It’s about time we gave some attention to a front wheel drive car, and the Mini Cooper S gets it. Introduced in 2002, its purpose was to carry on where the original Mini left off, and that was to offer huge amounts of fun in a small package.
A supercharged 1.6-litre engine producing 168hp and 155 lb ft of torque sent power to the front wheels of the Cooper S via a six-speed manual transmission (automatics were optional), which allowed it to get from 0-60mph in 7.2 seconds and reach a top speed of 135mph (213km/h). The engine also won the 2003 International Engine of The Year award in the 1.4- to 1.8-litre category.
The Cooper S was easily distinguished from other Coopers thanks to some nice looking 16-inch alloys (17s were an option), a centre-exiting exhaust, and the obvious “S” badges.
When time came to driving a Cooper S, one would be treated to a well sorted chassis accompanied by a torquey engine and good steering responses. Many motoring journalists would liken the Cooper S’ handling to a go-kart, and the whine from the roots type supercharger definitely added some character and fun to the driving experience.

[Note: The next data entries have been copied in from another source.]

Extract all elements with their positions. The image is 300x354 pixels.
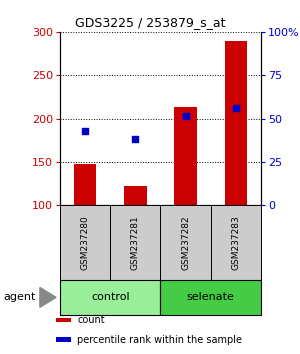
Bar [74,164,96,205]
Bar [174,107,197,205]
Bar [160,205,211,280]
Text: count: count [77,315,105,325]
Bar [160,280,261,315]
Point [233,105,238,111]
Bar [211,205,261,280]
Text: GSM237281: GSM237281 [131,215,140,270]
Bar [56,318,71,322]
Point [183,113,188,119]
Bar [124,186,147,205]
Text: selenate: selenate [187,292,235,302]
Polygon shape [40,287,56,307]
Text: control: control [91,292,130,302]
Bar [56,337,71,342]
Bar [225,41,247,205]
Text: GSM237283: GSM237283 [231,215,240,270]
Text: GDS3225 / 253879_s_at: GDS3225 / 253879_s_at [75,16,225,29]
Text: agent: agent [3,292,35,302]
Bar [60,280,160,315]
Text: percentile rank within the sample: percentile rank within the sample [77,335,242,344]
Bar [110,205,160,280]
Bar [60,205,110,280]
Point [133,136,138,141]
Point [83,128,88,133]
Text: GSM237280: GSM237280 [81,215,90,270]
Text: GSM237282: GSM237282 [181,215,190,270]
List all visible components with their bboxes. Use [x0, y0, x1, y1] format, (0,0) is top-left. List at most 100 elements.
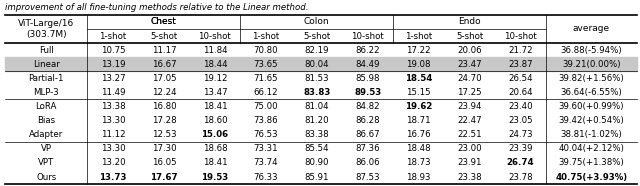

The supercharged Cooper S went out of production in 2006, with an all new turbocharged model taking its place the following year. Going through used car websites, you can find yourself several sub-80,000 mile examples on sale for less than $10,000, and less than $8,000 for models that are hovering close to 100,000 miles. People in the United Kingdom can pay as little as £4,250 for a sub-100,000 mile model, while euro zone residents are looking at around €7,000 for cars with around 100,000km on the clock (around 62500 miles).
The 2002 Cooper S was definitely a great front-wheel drive car, and really did succeed its ancestor in being a fun car. It wasn’t the most practical of cars with rear passengers lacking leg and head room, but for making your commute that bit more interesting, it’s really a car worth considering.